In some implementations, integrating explainability techniques into the ranking process may provide additional information. By understanding not just which combined outputs are ranked highest but also why they are ranked as such, it might be possible to identify biases or weaknesses in the pipeline that could be addressed to further improve performance. This could involve analyzing the feature importance scores for the models generating the intermediate outputs or visualizing the decision-making processes of these models.

Returning to FIG. 1, at 116, the suitable combined outputs are caused to be used as inputs for the further model. In some implementations, the suitable combined outputs are caused to be used as inputs for the further model based on a threshold or ranking using the techniques described above in the context of 112. For instance, FIG. 4 illustrates an example of a block diagram of a downstream complex system 400, in accordance with some implementations. Suitable inputs 404 may be combined outputs that are determined to be suitable inputs at 112 (e.g., combined outputs with confidence metrics above a particular threshold such as 0.7, 0.85, 0.9, etc.) The suitable inputs 404 may be used as inputs for further model 408 (e.g., a climate prediction model, an automated medical diagnosis system, a defect detection pipeline, etc.). The further model may also take additional inputs 412 such as incomplete ground truth (e.g., existing recorded historical and locational meteorological data, incomplete medical history, information about an object, etc.). The further model may take suitable inputs 404 and additional inputs 412 to generate final estimate 416 (e.g., a climate prediction, a medical diagnosis, an identification of a defect in an object, etc.).

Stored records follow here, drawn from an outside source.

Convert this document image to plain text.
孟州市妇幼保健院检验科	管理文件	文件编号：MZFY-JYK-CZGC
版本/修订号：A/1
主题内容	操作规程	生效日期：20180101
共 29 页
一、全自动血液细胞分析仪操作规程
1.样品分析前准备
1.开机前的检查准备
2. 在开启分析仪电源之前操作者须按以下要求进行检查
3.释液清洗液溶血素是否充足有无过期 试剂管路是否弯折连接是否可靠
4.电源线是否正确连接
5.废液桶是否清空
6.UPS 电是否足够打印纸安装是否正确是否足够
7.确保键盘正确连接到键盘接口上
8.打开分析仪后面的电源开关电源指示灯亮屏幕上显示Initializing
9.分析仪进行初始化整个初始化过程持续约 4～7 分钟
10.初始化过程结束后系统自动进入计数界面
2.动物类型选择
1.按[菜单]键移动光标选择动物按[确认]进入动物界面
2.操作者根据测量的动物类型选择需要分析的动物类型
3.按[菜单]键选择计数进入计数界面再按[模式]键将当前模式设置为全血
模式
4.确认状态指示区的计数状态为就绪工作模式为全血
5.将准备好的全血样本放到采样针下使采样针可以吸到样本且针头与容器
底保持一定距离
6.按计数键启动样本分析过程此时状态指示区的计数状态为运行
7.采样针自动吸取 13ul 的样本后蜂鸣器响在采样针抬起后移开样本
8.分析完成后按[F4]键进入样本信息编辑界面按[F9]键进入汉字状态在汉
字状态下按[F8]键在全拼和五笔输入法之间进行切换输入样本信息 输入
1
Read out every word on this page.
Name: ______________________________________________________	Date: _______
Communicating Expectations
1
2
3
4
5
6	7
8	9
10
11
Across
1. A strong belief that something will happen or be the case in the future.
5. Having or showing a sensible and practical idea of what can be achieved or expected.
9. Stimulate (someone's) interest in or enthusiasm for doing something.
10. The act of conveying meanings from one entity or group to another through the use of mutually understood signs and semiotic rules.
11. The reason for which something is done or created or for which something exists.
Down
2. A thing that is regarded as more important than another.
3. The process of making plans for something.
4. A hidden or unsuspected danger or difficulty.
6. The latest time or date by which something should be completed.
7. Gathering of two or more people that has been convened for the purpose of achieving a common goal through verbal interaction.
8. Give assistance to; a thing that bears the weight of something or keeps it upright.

As discussed above, the disclosed techniques may be implemented in a wide range of scenarios to rank suitable inputs for a model when a modeler does not have complete ground truth for the values of inputs for the model. Below several non-limiting examples of scenarios where a modeler might not have complete ground truth for the values of inputs to a complex pipeline are discussed.

By way of example, the disclosed techniques may be implemented in medical diagnosis, where certain conditions or diseases may not have clear-cut diagnostic criteria, leading to variability in how different experts might label the same patient data. For instance, in diagnosing mental health disorders, the symptoms can be highly subjective and context-dependent, making it challenging to establish a universally accepted ground truth for training machine learning models.

Also or alternatively, the disclosed techniques may be implemented in environmental monitoring, where the measurement of certain pollutants or climate indicators may involve significant uncertainty due to limitations in sensor technology, sampling methodologies, or data collection protocols. This uncertainty means that even with the best available data, there might not be a complete and accurate ground truth for model inputs, such as pollution levels or temperature readings over specific geographic areas.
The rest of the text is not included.